Летом 1919 года он уезжал, и у нас была горячая переписка. Потом он вернулся, всё как будто было хорошо, но скоро я стала замечать, вернее чувствовать, что это уже не то. И мне приснился сон (я не верю в сны по общепринятым приметам, но допускаю какие-то предчувствия, что-то вроде телепатии): Ленька уходит, я прощаюсь с ним, стою, как всегда, на своей площадке 3-го этажа и смотрю, как он спускается. И вдруг мне становится совершенно ясно, что он уходит совсем, навсегда. И когда он как-то вечером, сидя у меня, вскользь сказал, что обещал Лене зайти за ней вечером на работу (она работала тогда в банке, в денежной экспедиции и говорила, что, целыми днями перебирая купюры, она потеряла ощущение ценности денег, хотя своих денег у нее очень мало), меня сразу кольнуло... И он это понял и, поднявшись, глядя мне в глаза, вдруг спросил: "А может быть, не ходить?" И тут я сразу твердо сказала: "Иди, тебя ждут". Я была горда и не хотела подачек.

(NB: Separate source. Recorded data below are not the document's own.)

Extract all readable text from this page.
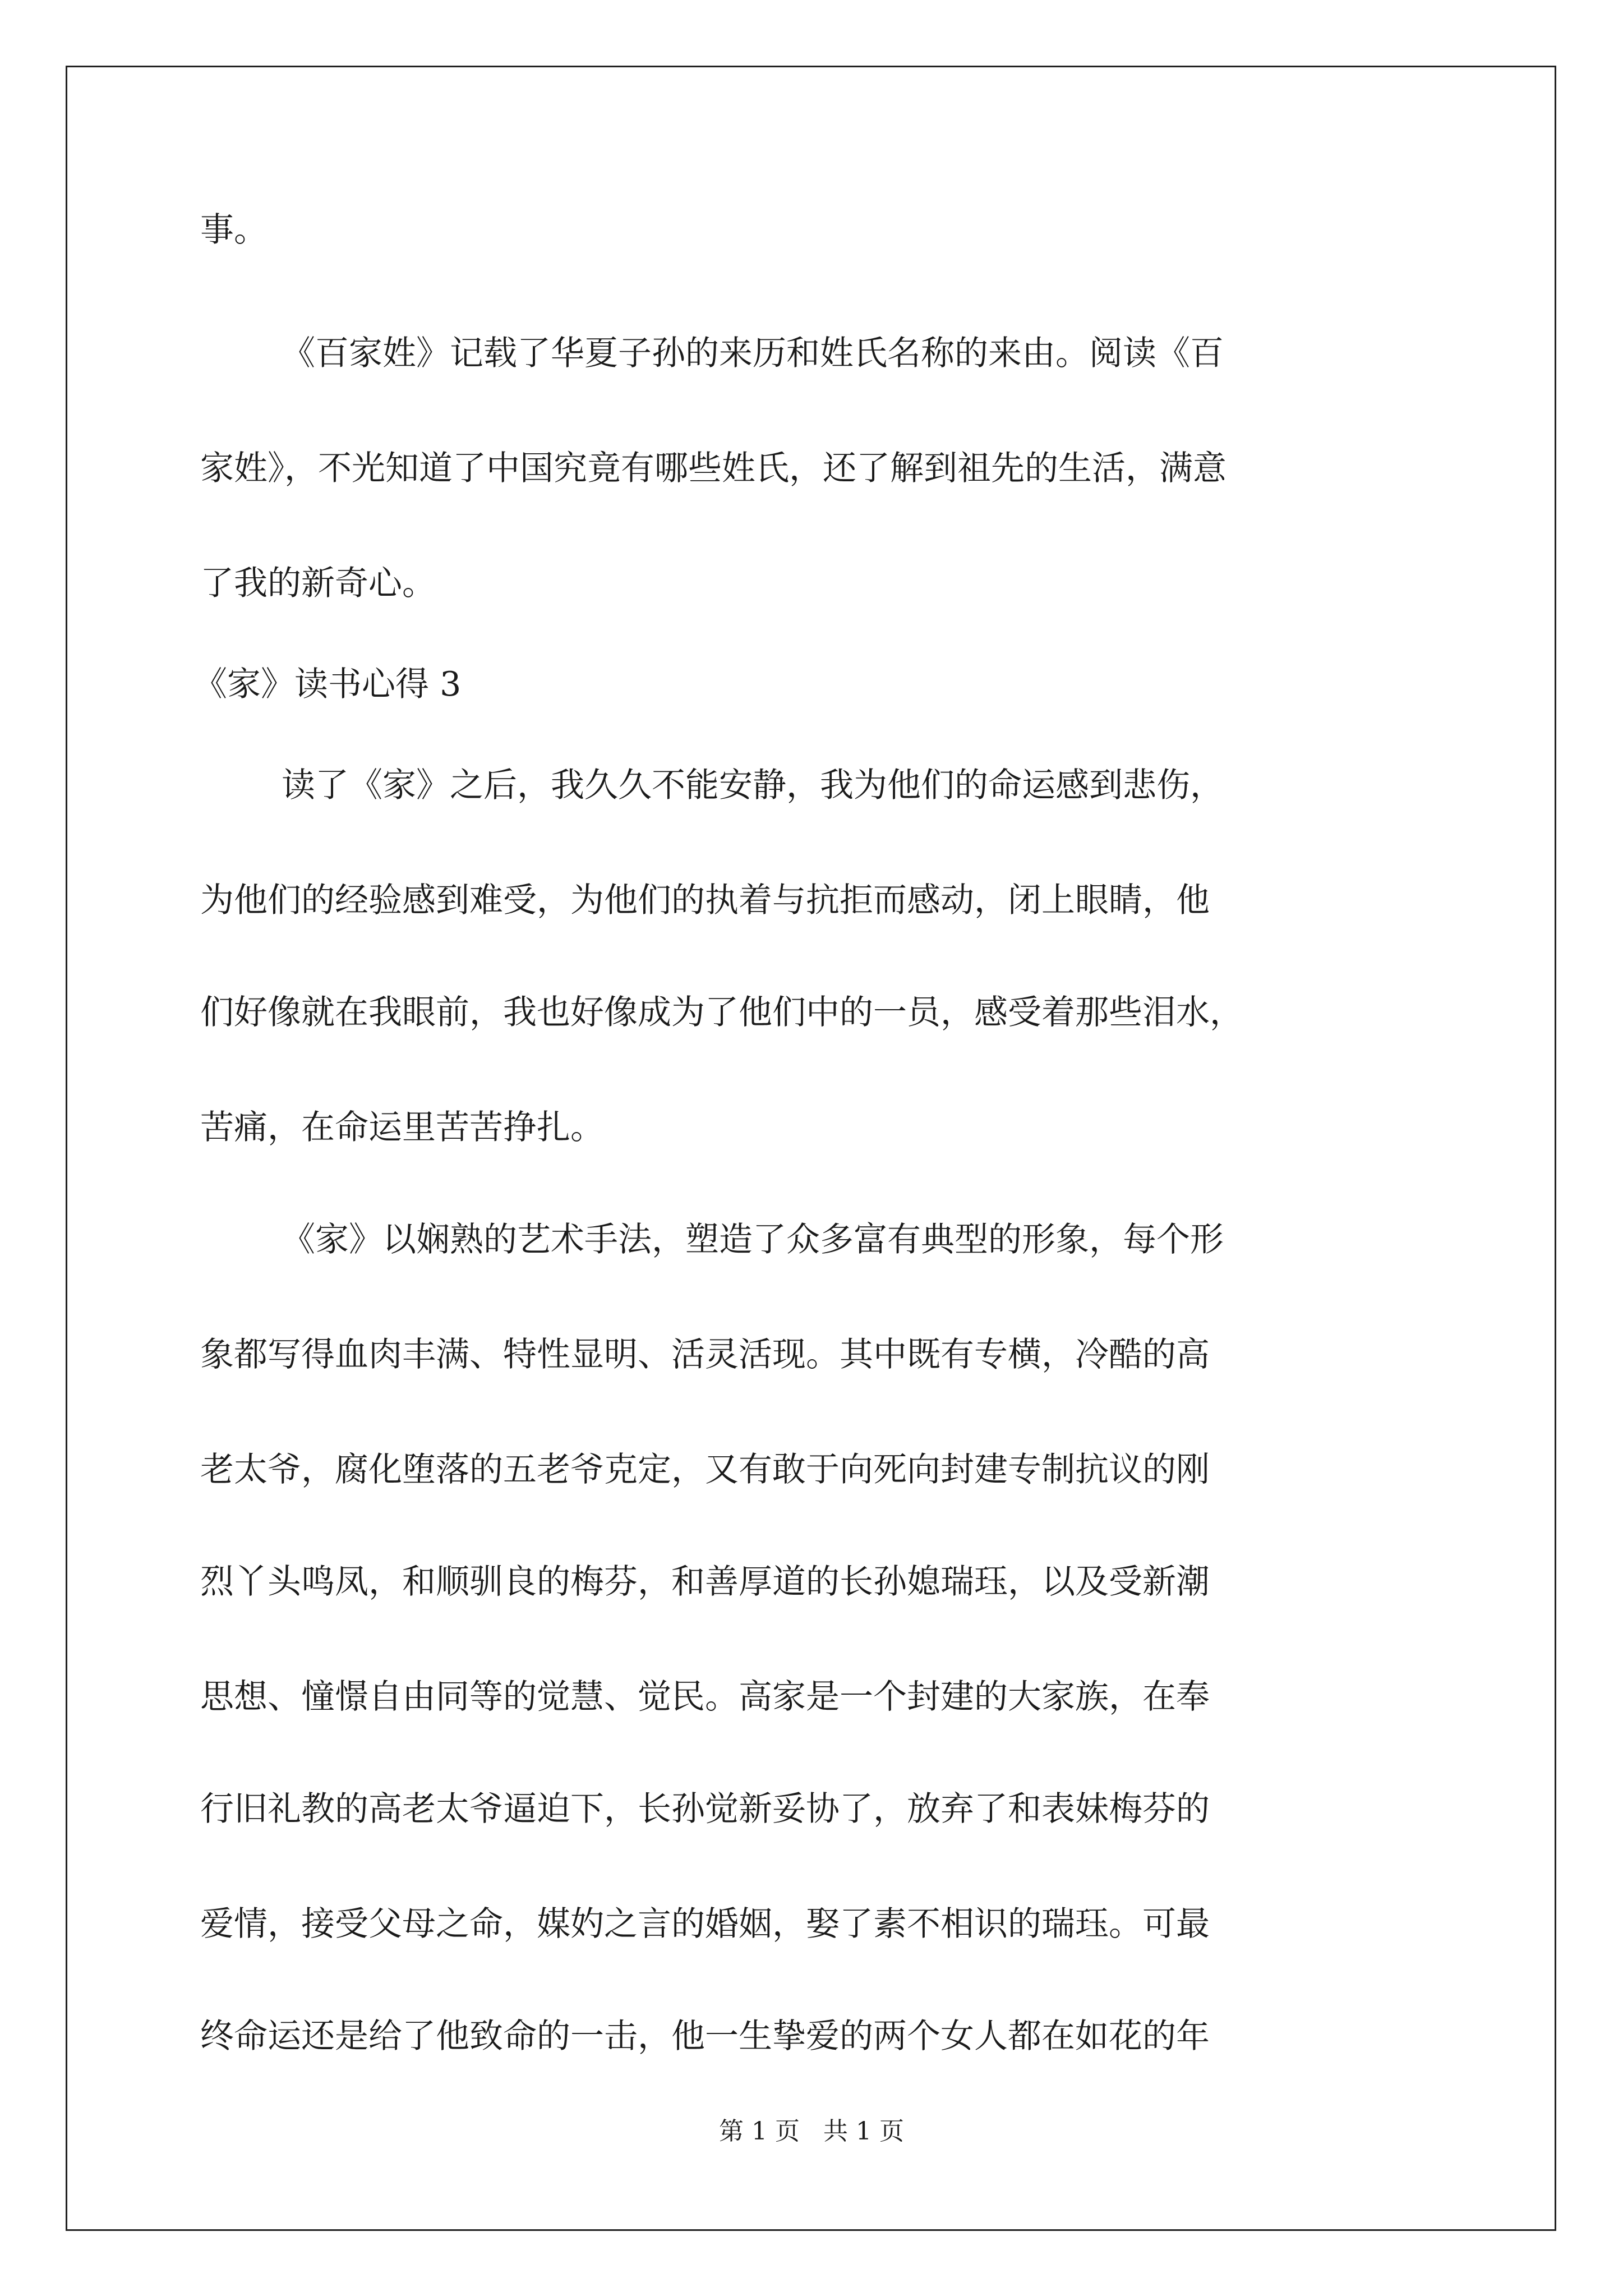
事。

《百家姓》记载了华夏子孙的来历和姓氏名称的来由。阅读《百

家姓》，不光知道了中国究竟有哪些姓氏，还了解到祖先的生活，满意

了我的新奇心。

《家》读书心得 3

读了《家》之后，我久久不能安静，我为他们的命运感到悲伤，

为他们的经验感到难受，为他们的执着与抗拒而感动，闭上眼睛，他

们好像就在我眼前，我也好像成为了他们中的一员，感受着那些泪水，

苦痛，在命运里苦苦挣扎。

《家》以娴熟的艺术手法，塑造了众多富有典型的形象，每个形

象都写得血肉丰满、特性显明、活灵活现。其中既有专横，冷酷的高

老太爷，腐化堕落的五老爷克定，又有敢于向死向封建专制抗议的刚

烈丫头鸣凤，和顺驯良的梅芬，和善厚道的长孙媳瑞珏，以及受新潮

思想、憧憬自由同等的觉慧、觉民。高家是一个封建的大家族，在奉

行旧礼教的高老太爷逼迫下，长孙觉新妥协了，放弃了和表妹梅芬的

爱情，接受父母之命，媒妁之言的婚姻，娶了素不相识的瑞珏。可最

终命运还是给了他致命的一击，他一生挚爱的两个女人都在如花的年

第 1 页 共 1 页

А весной они поженились. И когда я шла к ним, чтобы поздравить, я всю дорогу настраивала себя и готовилась к встрече, чтобы быть спокойной и не выдать себя. С Леной мы дружили и продолжали дружить. Как-то зимой, встретившись в университете, мы пошли куда-то наверх, сели на ступеньки, поговорили, обнялись и поплакали - почему нам было суждено встретиться на узкой дорожке... Потом они уехали в Москву, куда потом переехали и их семьи.
Была у меня еще короткая вспышка радости - в 1921 году, когда и Женя, и многие друзья уехали в Москву, моя умная мама увидела, что я осталась почти одна (школьные подруги тоже разъехались), и уговорила папу организовать мне поездку в Москву - тогда это было сложно. Папа быстро нашел человека, который ехал в отдельном вагоне, специально оборудованном - два-три купе и большое общее помещение (где я спала на диване).

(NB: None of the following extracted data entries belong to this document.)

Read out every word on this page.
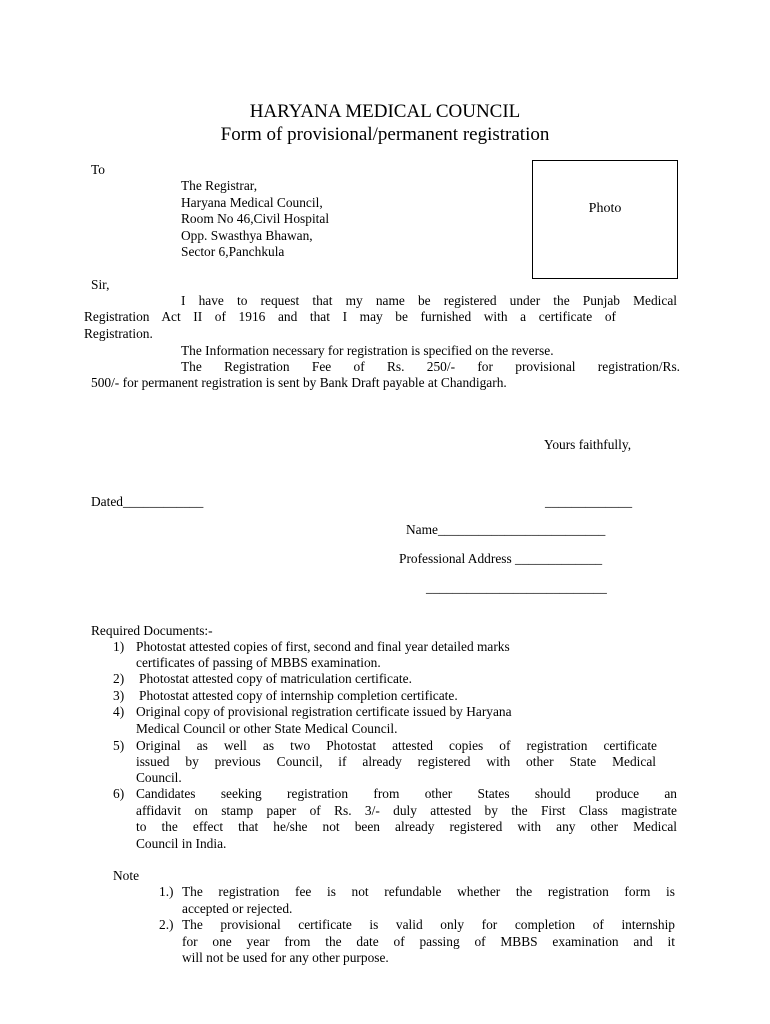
HARYANA MEDICAL COUNCIL
Form of provisional/permanent registration
To
The Registrar,
Haryana Medical Council,
Room No 46,Civil Hospital
Opp. Swasthya Bhawan,
Sector 6,Panchkula
Photo
Sir,
I have to request that my name be registered under the Punjab Medical
Registration Act II of 1916 and that I may be furnished with a certificate of
Registration.
The Information necessary for registration is specified on the reverse.
The Registration Fee of Rs. 250/- for provisional registration/Rs.
500/- for permanent registration is sent by Bank Draft payable at Chandigarh.
Yours faithfully,
Dated____________	_____________
Name_________________________
Professional Address _____________
___________________________
Required Documents:-
1) Photostat attested copies of first, second and final year detailed marks
certificates of passing of MBBS examination.
2) Photostat attested copy of matriculation certificate.
3) Photostat attested copy of internship completion certificate.
4) Original copy of provisional registration certificate issued by Haryana
Medical Council or other State Medical Council.
5) Original as well as two Photostat attested copies of registration certificate
issued by previous Council, if already registered with other State Medical
Council.
6) Candidates seeking registration from other States should produce an
affidavit on stamp paper of Rs. 3/- duly attested by the First Class magistrate
to the effect that he/she not been already registered with any other Medical
Council in India.
Note
1.) The registration fee is not refundable whether the registration form is
accepted or rejected.
2.) The provisional certificate is valid only for completion of internship
for one year from the date of passing of MBBS examination and it
will not be used for any other purpose.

В Москве я жила в комнате у Леньки - Лены тогда не было, она гостила в Ростове. Но жили там и Женя Кошелева, и наш Женя, и кто-то еще. Спали и на стульях, и еще как-то, клали под голову большую муфту Ленькиной тетки, но нам было хорошо и весело. И в театры ходили. Была я тогда и в Большом, особенно полюбила Камерный. Но главное - дружески общалась с Ленечкой.
А летом он с Леной по дороге куда-то на юг, кажется в Анапу, заехали в Ростов и были у меня. Посидели, поболтали, несколько натянуто. А когда я проводила их до парадной двери (мы жили уже на Садовой) и вернулась домой, я вдруг физически ощутила полное освобождение. В последующие годы мы иногда встречались в Москве, на даче, где вместе отдыхали его сын и Женина дочка. Но всё это были уже даже не дружеские, а приятельские встречи.

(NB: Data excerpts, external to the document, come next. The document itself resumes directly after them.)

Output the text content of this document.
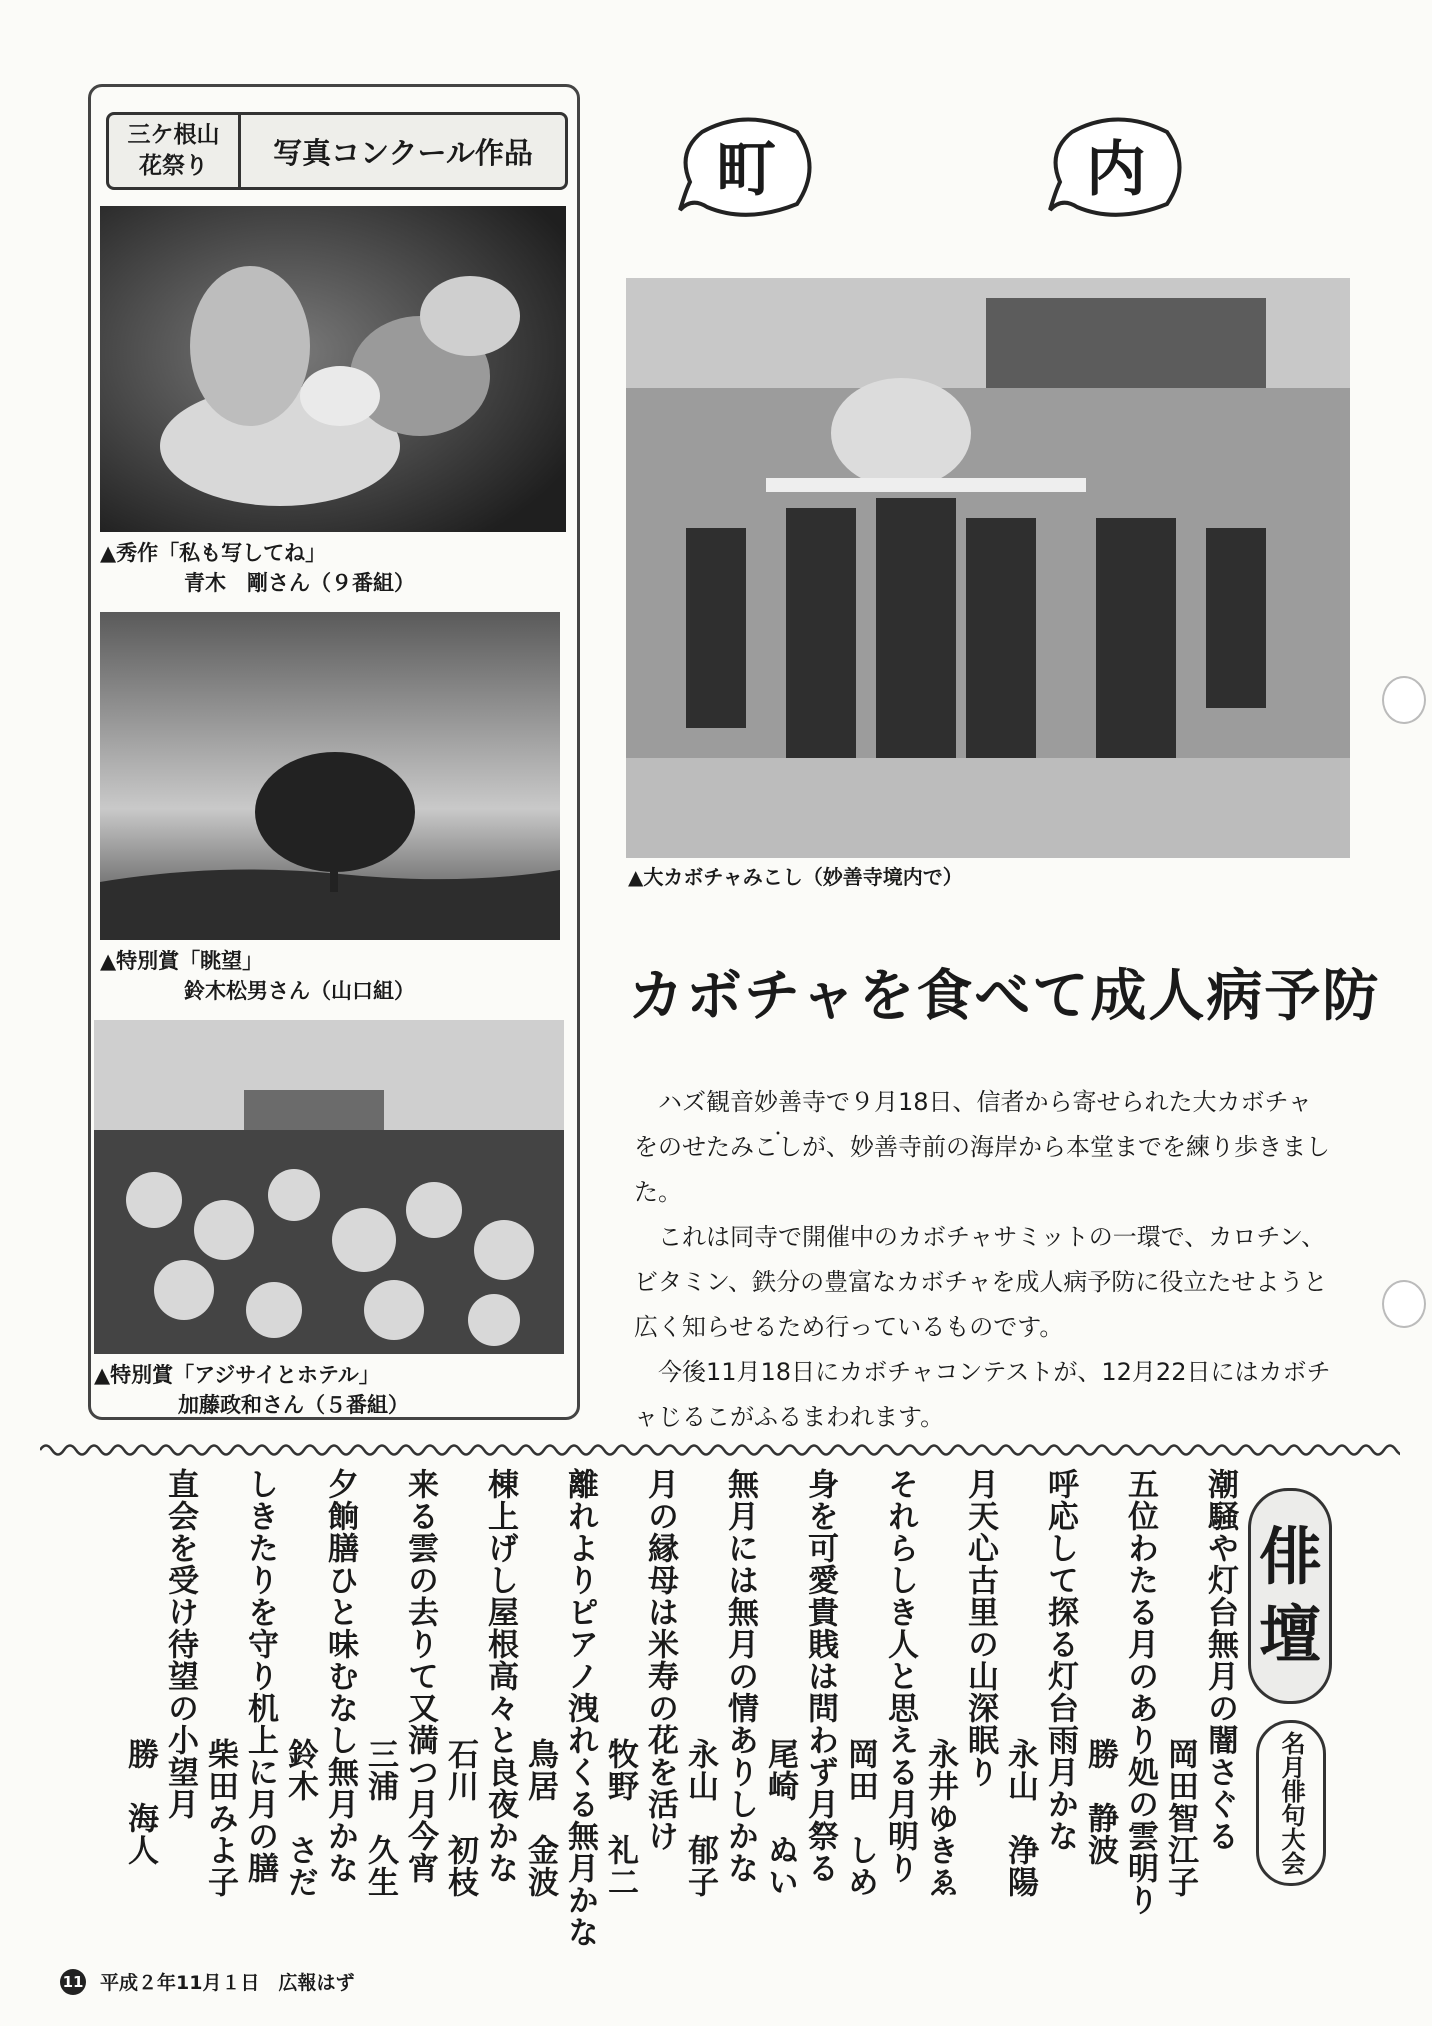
三ケ根山
花祭り	写真コンクール作品
▲秀作「私も写してね」
青木　剛さん（９番組）
▲特別賞「眺望」
鈴木松男さん（山口組）
▲特別賞「アジサイとホテル」
加藤政和さん（５番組）
町	内
▲大カボチャみこし（妙善寺境内で）
カボチャを食べて成人病予防

ハズ観音妙善寺で９月18日、信者から寄せられた大カボチャをのせたみこし ・が、妙善寺前の海岸から本堂までを練り歩きました。

これは同寺で開催中のカボチャサミットの一環で、カロチン、ビタミン、鉄分の豊富なカボチャを成人病予防に役立たせようと広く知らせるため行っているものです。

今後11月18日にカボチャコンテストが、12月22日にはカボチャじるこがふるまわれます。

俳
壇
名月俳句大会
潮騒や灯台無月の闇さぐる
岡田智江子
五位わたる月のあり処の雲明り
勝　静波
呼応して探る灯台雨月かな
永山　浄陽
月天心古里の山深眠り
永井ゆきゑ
それらしき人と思える月明り
岡田　しめ
身を可愛貴賎は問わず月祭る
尾崎　ぬい
無月には無月の情ありしかな
永山　郁子
月の縁母は米寿の花を活け
牧野　礼二
離れよりピアノ洩れくる無月かな
鳥居　金波
棟上げし屋根高々と良夜かな
石川　初枝
来る雲の去りて又満つ月今宵
三浦　久生
夕餉膳ひと味むなし無月かな
鈴木　さだ
しきたりを守り机上に月の膳
柴田みよ子
直会を受け待望の小望月
勝　海人
11 平成２年11月１日　広報はず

Они с Леной прожили очень дружно, пережили его, правда, короткую, изоляцию. Он очень внимательно опекал ее в последние годы - она тяжело болела эмфиземой легких и даже не хотела никого видеть. После ее смерти он несколько раз приходил к Жене Кошелевой (она много помогала ему в уходе за Леной), где тогда летом жили мы с Жаком, и мы очень хорошо и тепло говорили. Норка (дочка Жени) со свойственным ей напором даже сказала Жаку: "А вдруг у них вспыхнет старое чувство?"
Через несколько лет он женился на своей двоюродной сестре Олечке Локерман, которую я знала еще маленькой - она училась в младших классах нашей школы, и я проявляла к ней особенный интерес, которого она не понимала. Жили они, кажется, дружно, но каждый из них был больше заинтересован своими внуками. Года три тому назад (1988? 1989?) он умер. Вот вам история одной любви. У меня осталось от нее светлое воспоминание, но я очень благодарна судьбе и Лёне, что мы не поженились. Настоящее счастье было впереди.